他不可置信的看看碧荒又看看小樹苗,「為什麼?」
碧荒沉吟了片刻,斟酌的說,「她覺得你有點笨,怕被影響了。」
岑行戈大受打擊,身形不穩的站起來。
在碧荒的安撫下,小樹苗已經恢復了原狀,幾根枝條從樹冠里伸出來,朝著岑行戈的方向蔓延。
「伸出手。」
碧荒點了點茫然的岑行戈的衣袖,他動作飛快的挽起了袖子將手攤在了樹苗的面前。
枝條輕輕的在岑行戈的手心裡拍了拍,岑行戈屏住呼吸,在知道樹苗是自己的孩子之後,他真是看著面前的小樹哪裡都萬分的可愛,是全天下最可愛最好看的樹苗了!
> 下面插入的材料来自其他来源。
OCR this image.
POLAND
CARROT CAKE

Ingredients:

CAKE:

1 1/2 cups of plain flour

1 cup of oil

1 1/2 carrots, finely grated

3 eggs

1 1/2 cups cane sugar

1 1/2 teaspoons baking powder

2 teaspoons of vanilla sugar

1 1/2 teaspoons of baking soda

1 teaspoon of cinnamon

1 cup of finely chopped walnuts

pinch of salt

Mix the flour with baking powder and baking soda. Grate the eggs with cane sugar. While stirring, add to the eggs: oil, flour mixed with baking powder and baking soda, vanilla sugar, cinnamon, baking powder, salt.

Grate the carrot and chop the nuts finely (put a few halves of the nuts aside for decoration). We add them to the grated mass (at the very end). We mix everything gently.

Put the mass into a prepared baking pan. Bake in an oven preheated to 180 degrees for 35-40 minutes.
這下不用岑行戈問,碧荒就自動的告訴了他樹苗的意思,「她讓你不用為了太笨而難過,以後家裡最聰明的她會照顧你。」
老父親岑行戈大為感動,虛握著枝條不敢用力,「爹爹不難過,有……」他抬頭看向碧荒,「孩子取名字了嗎?」
「我以為,你會想要親自為他們取名的。」碧荒看出現在的岑行戈已經傻樂得找不著北了,乾脆的提著他的衣領往屋裡拖,「回屋裡講,你想知道什麼我都告訴你。」
岑行戈戀戀不捨的看著門口兩棵樹苗,伸出的枝條輕輕揮動,像是在與他說著再見。
岑行戈一眨不眨的看著門口的樹苗,心跳得飛快。
他的孩子,怎麼能這麼招人喜歡!
碧荒將他拉進房間之後,掛在樹苗上一直裝死的小藤「啪」的一聲翹起了尾巴,幫著兩人關上了門。
在關上門阻隔了最大的光照來源處之後,只剩下窗戶上透過糊著的半透明的麻紙而投射進來的一點昏暗晦澀的日光。
在這樣的環境下,仿佛說什麼做什麼都帶上了一層曖-昧的意味。
岑行戈以為碧荒拉他進來是想要跟他說孩子的事情,卻沒想她卻是走到桌前,打開了那個他覬-覦已久卻從不讓他看的盒子。
……
秋日午後的陽光帶著一種讓人微醺的柔軟,岑老夫人半閉著眸子仰躺在搖椅上,清風吹拂著樹梢,帶來絲絲的涼意。
有了碧荒之後,她家後院這棵大樹就成了她最喜歡的納涼之處,細細密密的樹葉擠在一起,無論日光從哪裡照射過來,總能夠將她遮擋得嚴嚴實實的。
忽然,樹梢劇烈的晃動了兩下,岑老夫人睜開眼,銳利之色閃過,卻在下一刻變成了愕然。
有一團黑色的東西掙扎著從樹枝中滾落了下來,若不是及時發現這團有些眼熟的東西是什麼,她差一點就一腳踹上去了。
這團東西掉下來之後迅速的在地上滾了兩圈將身上沾染的葉片擦掉在地上,才理了理衣服和頭髮一臉端莊肅穆的朝著岑老夫人行了一禮,「將軍。」